As an illustration, we examine the memory consumption of the libgomp runtime library. In this implementation, when a new task is created, its in and out dependences are matched against those of the existing tasks. To do so, each task region maintains a hash table that stores the memory address of each data element defined in the out and inout clauses, and the list of tasks associated with the task it represents. Each position of the hash table is linked to those tasks depending on the object it represents. The runtime can quickly identify which successors may be ready for execution when the task completes by accessing its hash table. This table is cleared when a task reaches a taskwait or a barrier, when all pending tasks must be resolved. Removing the information of a single task at completion may turn out to be very costly, because dependent tasks are tracked in multiple linked lists. As a result, memory consumption may significantly increase as the number of concurrently instantiated tasks increases.
We prove that storing a complete statically generated TDG can result in a huge reduction of the memory used at run-time. Although this idea may seem counter-intuitive, the data structures needed to store a static TDG are much lighter than those necessary to dynamically build the TDG. Moreover, statically deriving the TDG provides an extra benefit: it allows applying real-time DAG scheduling models [24], from which timing guarantees can be derived [96,139].
5.2
Related work
Sarkar et al. [136] presented a framework for partitioning and scheduling tasks at compile-time balancing tasks granularity, and thus overhead and parallelism. Vijaykumar et al. [157] proposed a set of heuristics to generate a TDG for massively data-parallel applications based on the CFG and use-definition analysis, aiming at reducing communication and synchronization overheads. Yet none of these methodologies are able to create at compile-time a TDG for complex and irregular algorithms.
Pugh et al. [30] proposed a new technique to detect dependencies at compile-time and map HPC kernels into cluster nodes. The disadvantage is that it is expensive and introduces overhead to the compiler while, in our proposal, much simpler dependency analyses are enough to check tasks parallelism.
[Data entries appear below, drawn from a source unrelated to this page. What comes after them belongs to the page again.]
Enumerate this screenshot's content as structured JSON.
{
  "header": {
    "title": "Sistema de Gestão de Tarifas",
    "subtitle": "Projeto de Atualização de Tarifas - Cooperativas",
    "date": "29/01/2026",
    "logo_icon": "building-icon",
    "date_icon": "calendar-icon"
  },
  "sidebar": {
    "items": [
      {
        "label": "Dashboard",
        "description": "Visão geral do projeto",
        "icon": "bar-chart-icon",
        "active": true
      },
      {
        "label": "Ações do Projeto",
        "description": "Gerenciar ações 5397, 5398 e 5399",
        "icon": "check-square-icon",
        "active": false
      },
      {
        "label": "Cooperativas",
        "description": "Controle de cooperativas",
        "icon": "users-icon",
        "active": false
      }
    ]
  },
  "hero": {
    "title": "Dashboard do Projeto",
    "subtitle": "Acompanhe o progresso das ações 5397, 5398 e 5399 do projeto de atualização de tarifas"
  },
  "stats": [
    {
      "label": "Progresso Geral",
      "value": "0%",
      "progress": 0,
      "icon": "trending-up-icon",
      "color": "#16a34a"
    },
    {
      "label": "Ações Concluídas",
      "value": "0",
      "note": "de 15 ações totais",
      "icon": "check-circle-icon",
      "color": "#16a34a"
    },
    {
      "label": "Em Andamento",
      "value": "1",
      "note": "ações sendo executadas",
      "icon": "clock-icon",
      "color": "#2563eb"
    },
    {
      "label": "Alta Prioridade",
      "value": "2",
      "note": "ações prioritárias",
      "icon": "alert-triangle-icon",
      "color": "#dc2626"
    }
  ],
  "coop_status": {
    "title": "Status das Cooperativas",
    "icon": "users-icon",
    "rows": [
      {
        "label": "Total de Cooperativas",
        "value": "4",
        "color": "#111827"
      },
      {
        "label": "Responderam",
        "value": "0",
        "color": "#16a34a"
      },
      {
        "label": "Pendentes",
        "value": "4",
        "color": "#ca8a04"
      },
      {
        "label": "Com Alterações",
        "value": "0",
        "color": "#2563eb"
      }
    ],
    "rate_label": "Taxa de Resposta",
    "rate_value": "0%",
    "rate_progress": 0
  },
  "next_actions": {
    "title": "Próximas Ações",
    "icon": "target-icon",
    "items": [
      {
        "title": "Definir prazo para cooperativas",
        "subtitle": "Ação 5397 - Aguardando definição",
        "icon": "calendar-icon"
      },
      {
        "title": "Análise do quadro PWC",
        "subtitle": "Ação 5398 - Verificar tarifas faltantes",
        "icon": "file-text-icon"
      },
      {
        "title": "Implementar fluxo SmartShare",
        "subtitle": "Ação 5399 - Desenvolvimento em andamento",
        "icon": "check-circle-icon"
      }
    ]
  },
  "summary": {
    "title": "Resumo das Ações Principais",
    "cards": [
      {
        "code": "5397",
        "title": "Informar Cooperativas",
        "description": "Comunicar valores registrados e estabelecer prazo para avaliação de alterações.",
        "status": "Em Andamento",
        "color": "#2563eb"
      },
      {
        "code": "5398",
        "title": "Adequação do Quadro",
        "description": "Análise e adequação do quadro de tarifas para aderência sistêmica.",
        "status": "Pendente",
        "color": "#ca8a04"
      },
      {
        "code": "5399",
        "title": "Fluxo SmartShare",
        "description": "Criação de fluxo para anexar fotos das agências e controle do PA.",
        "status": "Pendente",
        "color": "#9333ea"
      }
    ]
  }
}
Tzenakis et al. [152] implemented task instantiation, dependence analysis and scheduling techniques, and proved their efficiency over runtimes such as SMPSs [13]. However, this method has runtime overhead and requires heavy data-structures for dynamic dependency checking.
Finally, Arandi et al. [10] presented a hybrid approach to try to get the best of both static and dynamic methods, but the technique still introduces too much overhead, as the authors admit.
Furthermore, Liu et al. [89] proposed an OpenMP runtime for multi-core platforms with limited memory resources. However, this runtime only implements OpenMP 2.5, in which the tasking model is not supported.